Heute aber wandte er sich lieber nach links. „Auf der Gast“ lautet der Name dieser Straße, vielleicht der Lage auf einem Geestrücken geschuldet. Leere Gästehäuser und verwaiste Ferienwohnungen säumten den Weg, seitab lagen ein Stück entfernt die Friesenhörn-Nordsee-Kliniken, denen die Beherbergung von Personen durch eine Weisung des Niedersächsischen Ministeriums für Soziales, Gesundheit und Gleichstellung im Zuge der Bekämpfung des Corona-Virus untersagt war. Die Straße führte zum bis auf Weiteres ebenfalls geschlossenen Strandcampingplatz. Dort war der morgendliche Läufer noch längst nicht angekommen, als er ein sich näherndes Polizeifahrzeug bemerkte.

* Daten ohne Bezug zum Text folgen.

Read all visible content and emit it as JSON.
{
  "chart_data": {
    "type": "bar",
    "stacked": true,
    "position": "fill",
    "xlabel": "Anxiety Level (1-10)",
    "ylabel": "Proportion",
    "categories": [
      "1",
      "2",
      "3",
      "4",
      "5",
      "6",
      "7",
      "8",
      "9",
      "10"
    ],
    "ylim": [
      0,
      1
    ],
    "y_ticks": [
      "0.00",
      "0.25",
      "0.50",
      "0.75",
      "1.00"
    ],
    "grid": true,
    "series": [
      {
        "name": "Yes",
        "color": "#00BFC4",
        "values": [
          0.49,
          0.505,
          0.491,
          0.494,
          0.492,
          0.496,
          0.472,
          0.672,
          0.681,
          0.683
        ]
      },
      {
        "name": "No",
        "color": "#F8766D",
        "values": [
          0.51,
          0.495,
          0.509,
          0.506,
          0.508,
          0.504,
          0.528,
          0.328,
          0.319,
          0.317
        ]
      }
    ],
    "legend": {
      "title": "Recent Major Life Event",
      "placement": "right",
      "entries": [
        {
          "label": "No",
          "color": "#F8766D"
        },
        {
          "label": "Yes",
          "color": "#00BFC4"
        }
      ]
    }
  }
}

Es war kein Aprilscherz, als am Mittwoch am Vareler Hafen einige Jugendliche ein von Dangast kommendes SUV, das sie aufgrund des Autokennzeichens HS dem durch einen heftigen Corona-Ausbruch im Anschluss an eine Fastnachtssitzung zu trauriger Berühmtheit gelangten Kreis Heinsberg in Nordrhein-Westfalen zuordnen konnten, mit Steinen bewarfen. In dem Fahrzeug befand sich eine junge Familie mit zwei kleinen Kindern. Es war klar, Touristen und Ausflügler hatten jetzt auch zu ihrem eigenen Schutz die Gegend zu meiden oder zu verlassen. Überdies galten seit einigen Tagen strenge Verbotsregeln.
Das zuständige Polizeikommissariat Varel war alarmiert. Schon seit Tagen hatten Mitarbeiter des Ordnungsamtes und der Polizei in Dangast kontrolliert. Heute, am Morgen des 2. April, fuhren Etta Frerichs und Edo Janssen dort Streife. Im Schritttempo rollten sie die Straße „Auf der Gast“ entlang und hielten nach links und rechts Ausschau, ob an den Fenstern der Ferienhäuser Gesichter zu sehen waren, irgendwo Licht brannte oder sich gar verdächtigte Gestalten im Freien bewegten.
„Da vorne joggt jemand!“, rief Etta, die am Steuer saß.